= Saturday Report =

Saturday Report (officially titled CBC News: Saturday Report from 2001 to 2009) was the primary Saturday newscast aired on CBC Television and CBC Newsworld from 1982 to 2009. Jacquie Perrin was the program's most recent regular anchor, although that position had rotated frequently among CBC personalities in the newscast's later years. Its format has also changed over the years, with a lengthy sports highlights segment - found in few other CBC newscasts - replaced by additional features and panel discussions in 2001.

The program was rebranded as the Saturday edition of The National in September 2009, shortly before the news division's overall relaunch in late October. CBC News: Sunday Night was similarly replaced at the same time. Saturday Report had already been using the same graphics and music as the weekday program since 2001.

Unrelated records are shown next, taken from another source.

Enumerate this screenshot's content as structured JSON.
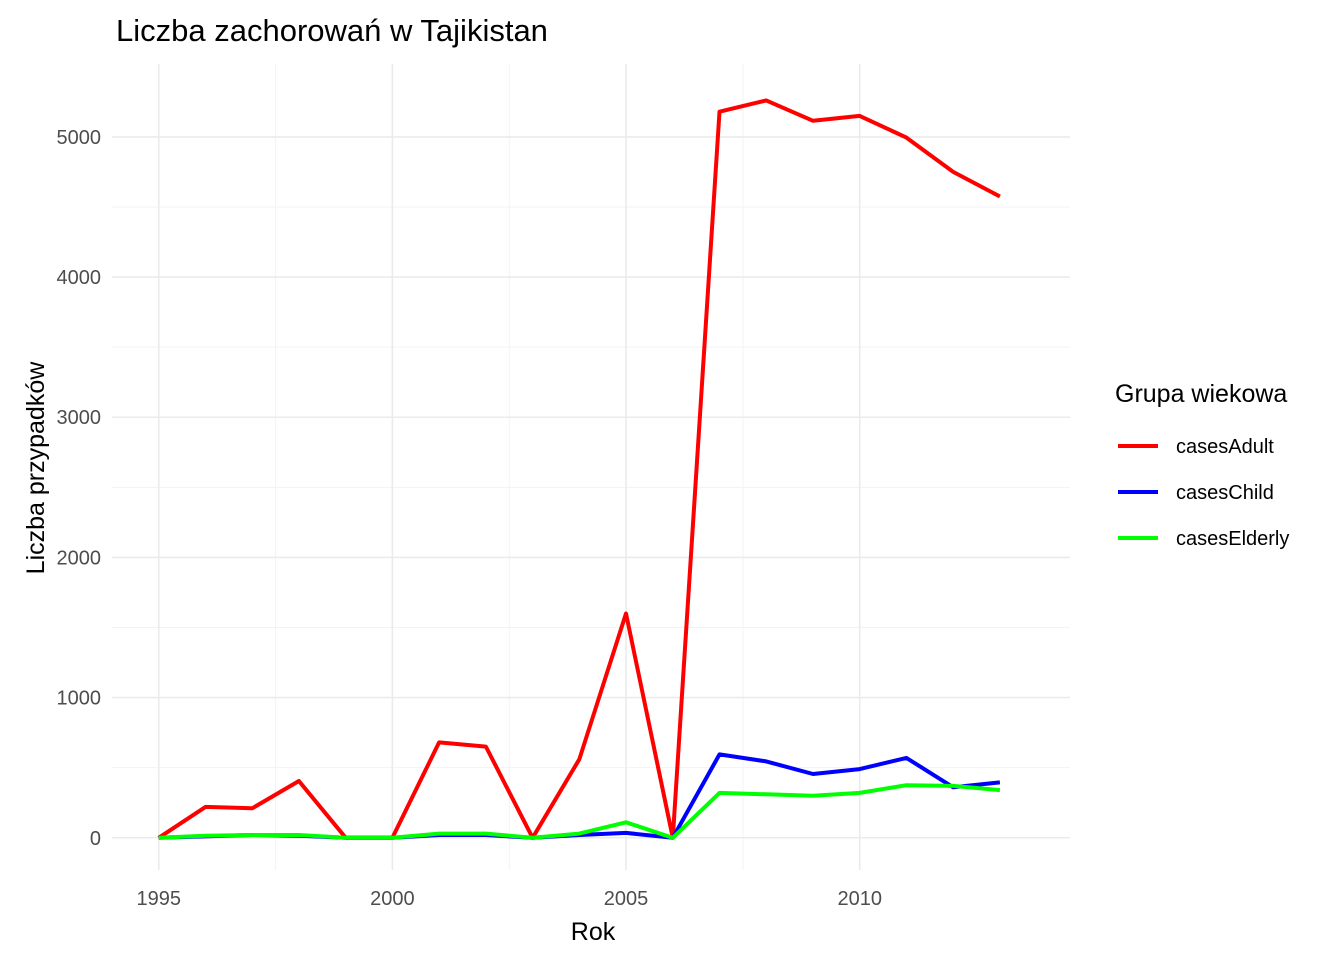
{
  "chart_data": {
    "type": "line",
    "title": "Liczba zachorowań w Tajikistan",
    "xlabel": "Rok",
    "ylabel": "Liczba przypadków",
    "x": [
      1995,
      1996,
      1997,
      1998,
      1999,
      2000,
      2001,
      2002,
      2003,
      2004,
      2005,
      2006,
      2007,
      2008,
      2009,
      2010,
      2011,
      2012,
      2013
    ],
    "xlim": [
      1994,
      2014.5
    ],
    "ylim": [
      -230,
      5520
    ],
    "x_ticks": [
      1995,
      2000,
      2005,
      2010
    ],
    "x_tick_labels": [
      "1995",
      "2000",
      "2005",
      "2010"
    ],
    "y_ticks": [
      0,
      1000,
      2000,
      3000,
      4000,
      5000
    ],
    "y_tick_labels": [
      "0",
      "1000",
      "2000",
      "3000",
      "4000",
      "5000"
    ],
    "grid": true,
    "legend": {
      "title": "Grupa wiekowa",
      "position": "right"
    },
    "series": [
      {
        "name": "casesAdult",
        "color": "#ff0000",
        "values": [
          0,
          220,
          210,
          405,
          0,
          0,
          680,
          650,
          0,
          560,
          1600,
          0,
          5180,
          5260,
          5115,
          5150,
          4995,
          4750,
          4575
        ]
      },
      {
        "name": "casesChild",
        "color": "#0000ff",
        "values": [
          0,
          10,
          20,
          15,
          0,
          0,
          20,
          20,
          0,
          20,
          35,
          0,
          595,
          545,
          455,
          490,
          570,
          360,
          395
        ]
      },
      {
        "name": "casesElderly",
        "color": "#00ff00",
        "values": [
          0,
          15,
          20,
          20,
          0,
          0,
          30,
          30,
          0,
          30,
          110,
          0,
          320,
          310,
          300,
          320,
          375,
          370,
          340
        ]
      }
    ]
  }
}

During the season of Hockey Night in Canada, the newscast aired nationwide at 6:00 p.m. ET / 3:00 p.m. PT on CBC Television. Otherwise it aired at 6:00 p.m. local time (7:00 AT, 7:30 NT). Additional airings were at 5:00, 9:00 and 12:00 midnight ET on Newsworld, with the 9:00 edition being frequently updated from the early-evening broadcast. The Saturday edition of The National followed a similar broadcast schedule until it was discontinued in late 2017, by which point many CBC stations had filled the timeslot with local newscasts; the remaining stations now air a simulcast of CBC News Network's rolling coverage.

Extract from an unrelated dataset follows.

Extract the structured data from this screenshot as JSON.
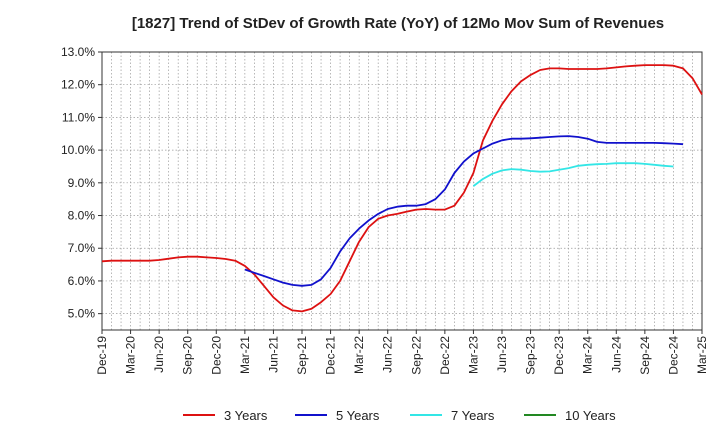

Until the late 1990s, the main network also aired a late edition of Saturday Report outside of hockey season; this was later reduced to a short update and ultimately eliminated. A similar update aired during the first intermission of HNIC late games for a longer period but has since also been discontinued.

Prior to being renamed Saturday Report in 1982, the program was called The Saturday Evening News, and was anchored by Jan Tennant and alternately George McLean. The theme music used the instrumental portion of Joni Mitchell's Free Man in Paris.